Setelah tinggal beberapa hari di Gunung Wudang, mereka baru pulang.

“Paman Guru Kecil, kembang api sudah dipasang semua,” Lyu Fu berlari dan melapor.

“Baik, hati-hati jangan sampai terjadi kebakaran,” pesan Zhang Yangge.

Song Qingshu dan Zhang Wuji berdiri di sisi kiri dan kanan Zhang Yangge, di tangan mereka ada hio yang diambil Zhang Yangge dari Balai Tiga Kesucian. Kalau Song Yuanqiao tahu, pasti akan mengomel panjang lebar.

“Siap! Nyalakan!”

Keduanya menyalakan sumbu kembang api, sebentar saja kembang api mekar indah, menerangi seluruh langit.

Para murid di belakang Zhang Yangge menyaksikan dengan penuh kegembiraan.

Song Qingshu menoleh pada Zhang Wuji, setelah ragu-ragu cukup lama, ia berkata, “Wuji, maafkan aku atas perlakuan sebelumnya! Selamat Tahun Baru!”

Zhang Wuji sempat tertegun, lalu tersenyum tulus.

“Kakak Qingshu, selamat Tahun Baru juga.”
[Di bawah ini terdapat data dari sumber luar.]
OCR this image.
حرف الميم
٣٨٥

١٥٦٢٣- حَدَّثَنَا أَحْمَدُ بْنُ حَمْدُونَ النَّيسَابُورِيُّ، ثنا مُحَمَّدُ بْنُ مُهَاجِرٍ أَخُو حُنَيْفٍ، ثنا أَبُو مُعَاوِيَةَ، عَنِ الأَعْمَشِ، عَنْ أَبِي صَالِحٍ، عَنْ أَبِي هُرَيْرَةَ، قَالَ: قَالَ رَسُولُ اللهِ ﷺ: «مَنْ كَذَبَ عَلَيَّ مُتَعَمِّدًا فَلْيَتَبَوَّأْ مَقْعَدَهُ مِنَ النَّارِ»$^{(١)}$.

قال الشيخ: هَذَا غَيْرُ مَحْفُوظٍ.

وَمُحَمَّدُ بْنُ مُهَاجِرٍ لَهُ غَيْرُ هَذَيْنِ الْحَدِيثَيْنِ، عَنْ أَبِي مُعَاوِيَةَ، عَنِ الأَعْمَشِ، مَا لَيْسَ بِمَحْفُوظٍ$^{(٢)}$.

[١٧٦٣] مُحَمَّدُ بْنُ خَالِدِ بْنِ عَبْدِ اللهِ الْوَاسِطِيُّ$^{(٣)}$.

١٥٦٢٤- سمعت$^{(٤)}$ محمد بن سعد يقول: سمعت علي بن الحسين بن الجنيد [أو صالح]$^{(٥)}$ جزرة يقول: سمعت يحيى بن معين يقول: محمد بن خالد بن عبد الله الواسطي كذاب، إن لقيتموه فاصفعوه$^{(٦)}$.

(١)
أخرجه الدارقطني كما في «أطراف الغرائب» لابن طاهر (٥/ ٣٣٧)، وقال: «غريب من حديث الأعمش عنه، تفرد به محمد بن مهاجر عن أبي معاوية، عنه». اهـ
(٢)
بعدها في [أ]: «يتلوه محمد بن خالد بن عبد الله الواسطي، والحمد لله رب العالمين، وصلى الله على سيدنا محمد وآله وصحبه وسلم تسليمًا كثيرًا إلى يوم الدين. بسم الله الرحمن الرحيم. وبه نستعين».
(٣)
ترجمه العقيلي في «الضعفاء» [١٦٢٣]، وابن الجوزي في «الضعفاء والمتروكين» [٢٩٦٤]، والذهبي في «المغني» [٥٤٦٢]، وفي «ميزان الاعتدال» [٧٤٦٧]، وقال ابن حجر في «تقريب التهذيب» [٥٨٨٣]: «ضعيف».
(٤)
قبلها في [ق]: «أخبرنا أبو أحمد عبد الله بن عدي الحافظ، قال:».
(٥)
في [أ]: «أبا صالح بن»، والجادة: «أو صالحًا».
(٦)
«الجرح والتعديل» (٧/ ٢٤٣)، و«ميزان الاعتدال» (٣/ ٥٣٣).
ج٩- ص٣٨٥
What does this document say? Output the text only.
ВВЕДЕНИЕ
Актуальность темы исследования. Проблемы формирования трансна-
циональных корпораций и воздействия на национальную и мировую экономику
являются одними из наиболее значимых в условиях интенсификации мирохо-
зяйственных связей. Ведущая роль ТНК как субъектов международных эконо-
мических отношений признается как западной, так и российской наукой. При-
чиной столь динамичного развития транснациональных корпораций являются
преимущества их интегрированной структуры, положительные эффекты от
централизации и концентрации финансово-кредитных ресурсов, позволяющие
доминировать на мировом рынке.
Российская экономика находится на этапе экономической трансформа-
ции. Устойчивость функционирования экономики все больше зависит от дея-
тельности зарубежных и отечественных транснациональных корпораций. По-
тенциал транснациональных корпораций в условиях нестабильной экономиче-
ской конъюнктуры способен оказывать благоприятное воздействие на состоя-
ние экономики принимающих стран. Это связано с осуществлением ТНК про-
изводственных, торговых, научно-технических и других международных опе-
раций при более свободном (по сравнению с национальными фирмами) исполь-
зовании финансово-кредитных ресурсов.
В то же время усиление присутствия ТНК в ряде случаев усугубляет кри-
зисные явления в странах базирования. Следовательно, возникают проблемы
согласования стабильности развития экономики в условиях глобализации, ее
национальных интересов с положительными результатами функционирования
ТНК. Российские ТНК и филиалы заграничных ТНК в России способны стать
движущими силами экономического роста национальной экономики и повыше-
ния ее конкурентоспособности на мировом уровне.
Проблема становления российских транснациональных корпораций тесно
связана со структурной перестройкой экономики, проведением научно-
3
Di bawah cahaya kembang api, wajah mereka semua tersenyum bahagia.

Di Balai Tiga Kesucian,

Zhang Sanfeng berkata sambil tersenyum, “Monyet kecil itu bahkan hio persembahan pun dipatahkan. Yuanqiao, lain kali langsung berikan saja padanya, supaya dia tidak diam-diam mematahkannya.”

Song Yuanqiao…

Namun mereka semua menatap kembang api di langit, wajah-wajah mereka dipenuhi tawa. Yu Daiyan kini telah benar-benar sembuh, salep dari Hu Qingniu memang sangat manjur.

“Belum pernah Gunung Wudang semeriah ini,” kata Mo Shenggu dengan gembira.

“Benar, sejak Xiao Ba datang, suasana di gunung jadi berbeda,” ujar Yin Liting dengan senyum yang tak henti, meski di antara alisnya masih tampak kekhawatiran.

Kenapa?

Tentu saja karena ditolak lagi…

Kembang api baru selesai setelah setengah jam. Zhang Yangge duduk di atas batu besar dan bertanya pada semuanya, “Apa keinginan kalian? Coba utarakan.”

“Aku ingin berlatih bela diri dengan sungguh-sungguh!” “Iya, iya.”

“Aku ingin membuat Wudang berjaya!” “Hebat semangatmu!”

“Aku ingin menikahi istri yang cantik.” “Hahaha.”

“Aku ingin seperti Anda, membela kebenaran,” kata Lyu Fu dengan sungguh-sungguh.